Selbst von neoliberalen Ökonomen wie dem Chef des Münchener ifo-Instituts, Hans-Werner Sinn, kam Kritik an dieser aggressiven Exportorientierung des deutschen Kapitals: „Das deutsche Geschäftsmodell bestand über viele Jahre darin, dem Ausland deutsche Autos, Werkzeugmaschinen und andere Industriegüter auf Kredit zu verkaufen.“ (Zitiert in Andreas Wehr, a.a.O. S.21) Die Ergebnisse kann man heute sehen: In Griechenland und Portugal hat sich der Staat hoch verschuldet. In Irland und in Spanien entstanden riesige Immobilienblasen, die gleich zu Beginn der Finanzkrise (2007) platzten.

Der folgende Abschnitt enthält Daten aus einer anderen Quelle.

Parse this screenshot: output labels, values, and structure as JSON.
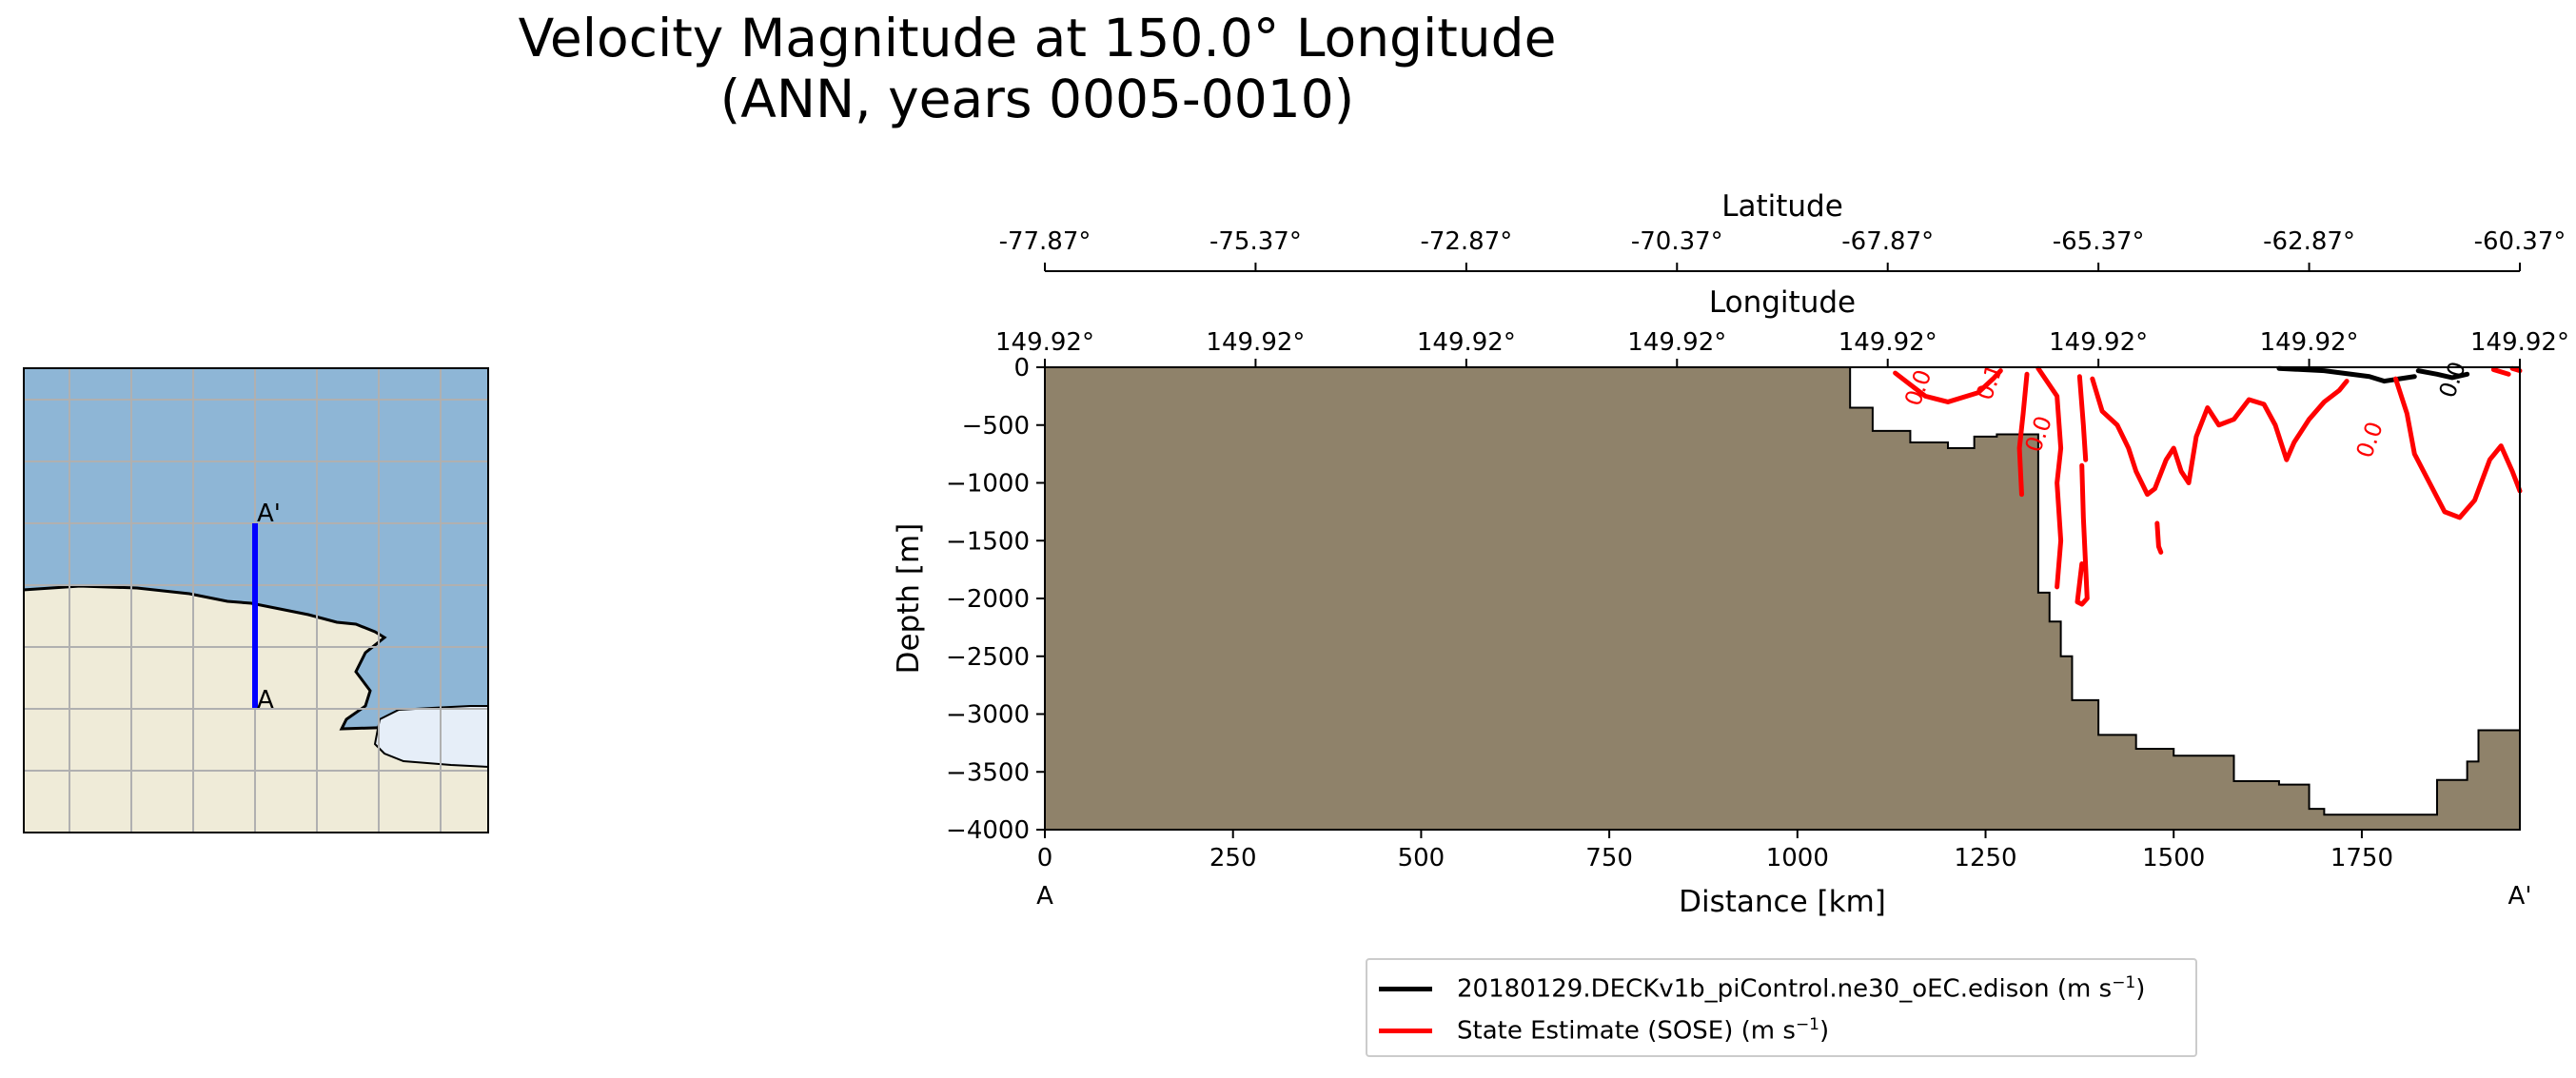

Es wäre also zu schlussfolgern: Profitiert haben die deutschen exportorientierten Unternehmen und die Finanzinvestoren durch die einkassierten Zinsen für die gewährten Kredite. Doppelt zur Kasse gebeten werden die deutschen Lohnabhängigen durch Lohndumping und Sozialabbau.

2. Die Krise der EU

Die Lissabon-Strategie und ihre Folgen
Auf dem EU-Sondergipfel am 23./24. März 2000 wurde in der Lissabon-Strategie das Ziel der EU formuliert, bis zum Jahr 2010 „die Union zum wettbewerbsfähigsten und dynamischsten wissensbasierten Wirtschaftsraum in der Welt zu machen“ .Davon kann ja im Augenblick nun wahrlich nicht die Rede sein.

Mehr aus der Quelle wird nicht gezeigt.